I will say outright that Surgical Theatre, like some other photographs in Pre-Existing Condition, is particularly vaginal in appearance. To be sure that this observation wasn’t merely in my own imagination (I want to be fair, after all), I solicited the opinions of others without further context. Imagine receiving a closeup of Surgical Theatre or Sever via text message! And if you look even more closely, you might notice something else that is perturbing about the former, for there appears to be something within the bloody vaginal opening that is peering right back at you. Whether intentional or not, whether present on purpose or an unfortunate accident of the camera, I confirmed that others saw it, too, before committing my observations to print. Because what it appears to be is a man’s face.
It’s just not something you ever want to see. So, yes, I would be lying if I did not say I find Pre-Existing Condition to be disquieting, revolting, and grotesque. It makes me uncomfortable and uneasy, but not because I am squeamish about innards, or even because this work appears to be the result of surgical or murder scenes. It’s not that. Rather, I cannot shake the sense that there is something just under the surface in this work–some feeling, or commentary, some unconscious thought or suspicion about women–that, while I cannot fully identify it, does not sit well with me. The concept, I will grant, is fascinating: assembling concoctions of food into contrived organs, investigating digestion through that which is digested. The power of this work to evoke strong feelings without focusing beyond the body on the horrors of the world is astonishing. Along with Souvannasane, I can see a future place for Pre-Existing Condition at the ICA. And, without a doubt, I would say that you should make the trek to Yellow Peril Gallery to see this exhibition and others after it.
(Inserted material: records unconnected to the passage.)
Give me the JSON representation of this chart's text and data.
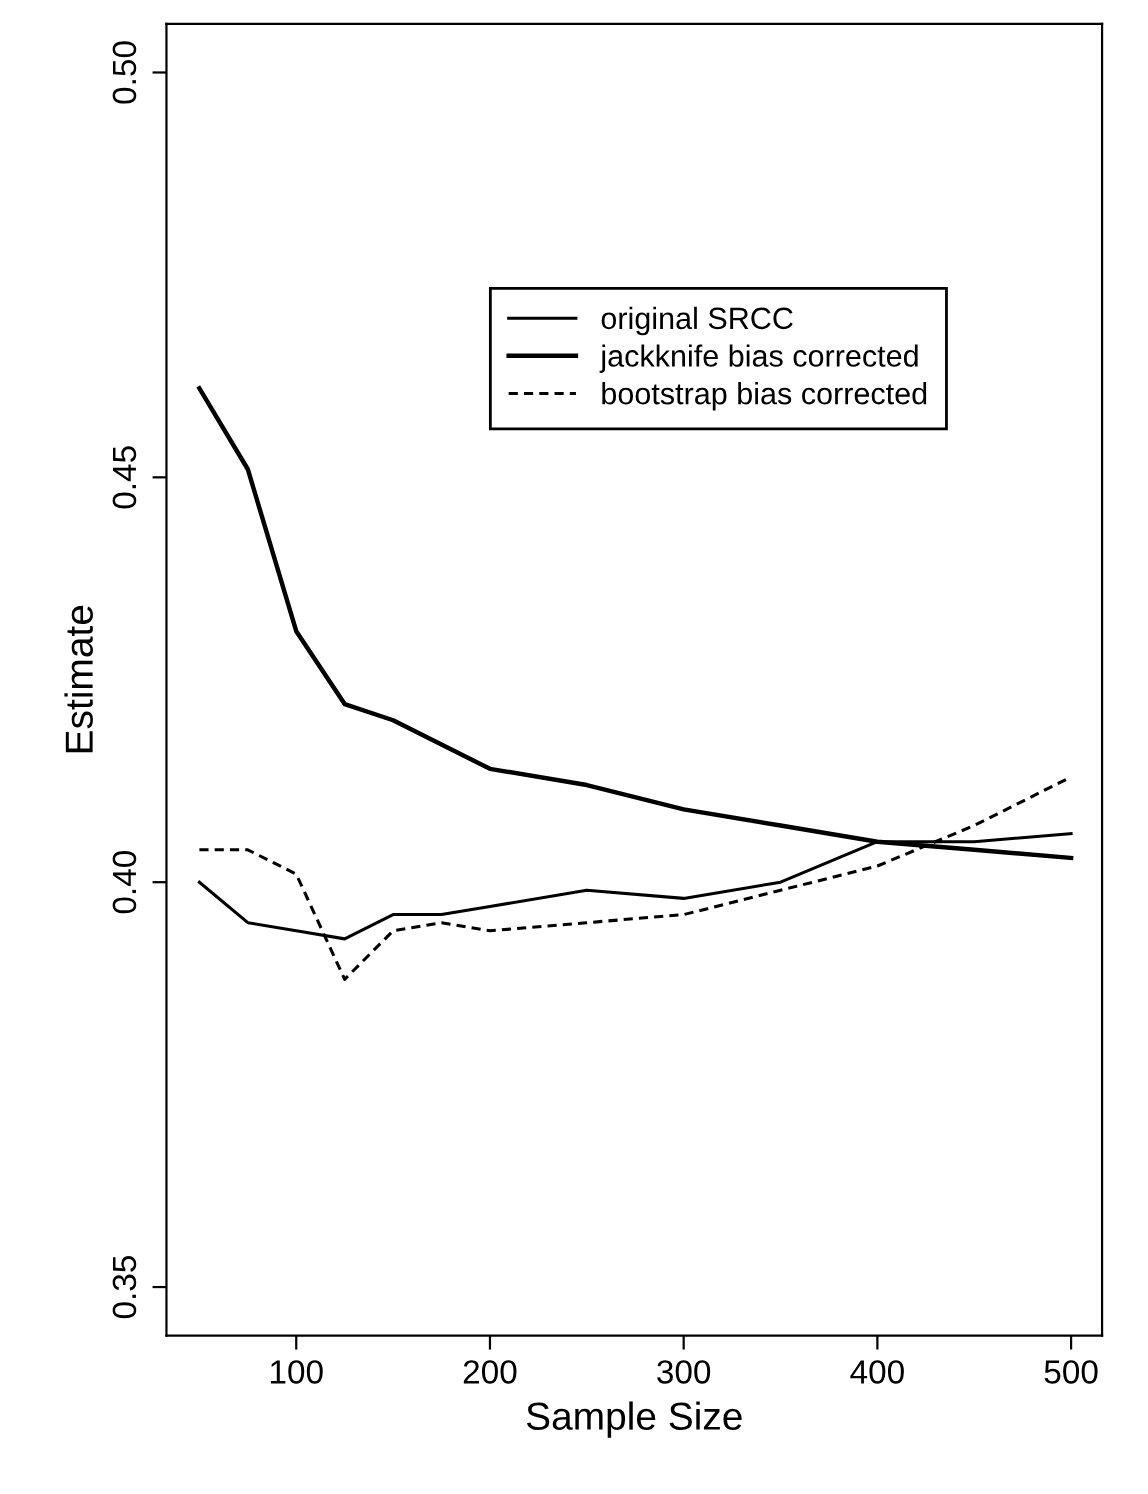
{
  "chart_data": {
    "type": "line",
    "xlabel": "Sample Size",
    "ylabel": "Estimate",
    "x": [
      50,
      75,
      100,
      125,
      150,
      175,
      200,
      250,
      300,
      350,
      400,
      450,
      500
    ],
    "series": [
      {
        "name": "original SRCC",
        "color": "#000000",
        "line_style": "solid",
        "values": [
          0.4,
          0.395,
          0.394,
          0.393,
          0.396,
          0.396,
          0.397,
          0.399,
          0.398,
          0.4,
          0.405,
          0.405,
          0.406
        ]
      },
      {
        "name": "jackknife bias corrected",
        "color": "#000000",
        "line_style": "solid",
        "x": [
          50,
          75,
          100,
          125,
          150,
          200,
          250,
          300,
          350,
          400,
          450,
          500
        ],
        "values": [
          0.461,
          0.451,
          0.431,
          0.422,
          0.42,
          0.414,
          0.412,
          0.409,
          0.407,
          0.405,
          0.404,
          0.403
        ]
      },
      {
        "name": "bootstrap bias corrected",
        "color": "#000000",
        "line_style": "dashed",
        "values": [
          0.404,
          0.404,
          0.401,
          0.388,
          0.394,
          0.395,
          0.394,
          0.395,
          0.396,
          0.399,
          0.402,
          0.407,
          0.413
        ]
      }
    ],
    "xlim": [
      33,
      516
    ],
    "ylim": [
      0.344,
      0.506
    ],
    "xticks": [
      100,
      200,
      300,
      400,
      500
    ],
    "yticks": [
      {
        "value": 0.35,
        "label": "0.35"
      },
      {
        "value": 0.4,
        "label": "0.40"
      },
      {
        "value": 0.45,
        "label": "0.45"
      },
      {
        "value": 0.5,
        "label": "0.50"
      }
    ],
    "grid": false,
    "legend": "top right",
    "marker": "none"
  }
}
Souvannasane and his business partner, curator Robert P. Stack, came to Rhode Island from Brooklyn. Their enthusiasm is contagious, and they are determined to bring art to neighborhoods and communities that need it. You will surely see provocative work at Yellow Peril Gallery, for a long time to come, from emerging artists who are worth taking seriously. In 2014, Souvannasane himself will be spearheading plans for the inaugural Providence Biennial. While I am not personally over the moon about Almanas’s work, I am a huge fan of her gallery. Pre-Existing Condition, on view now through August 11, is different, eerie, thought-provoking, and powerfully evocative. You should plan to see it for that reason alone, with one caveat: it is decidedly not for those with weak stomachs.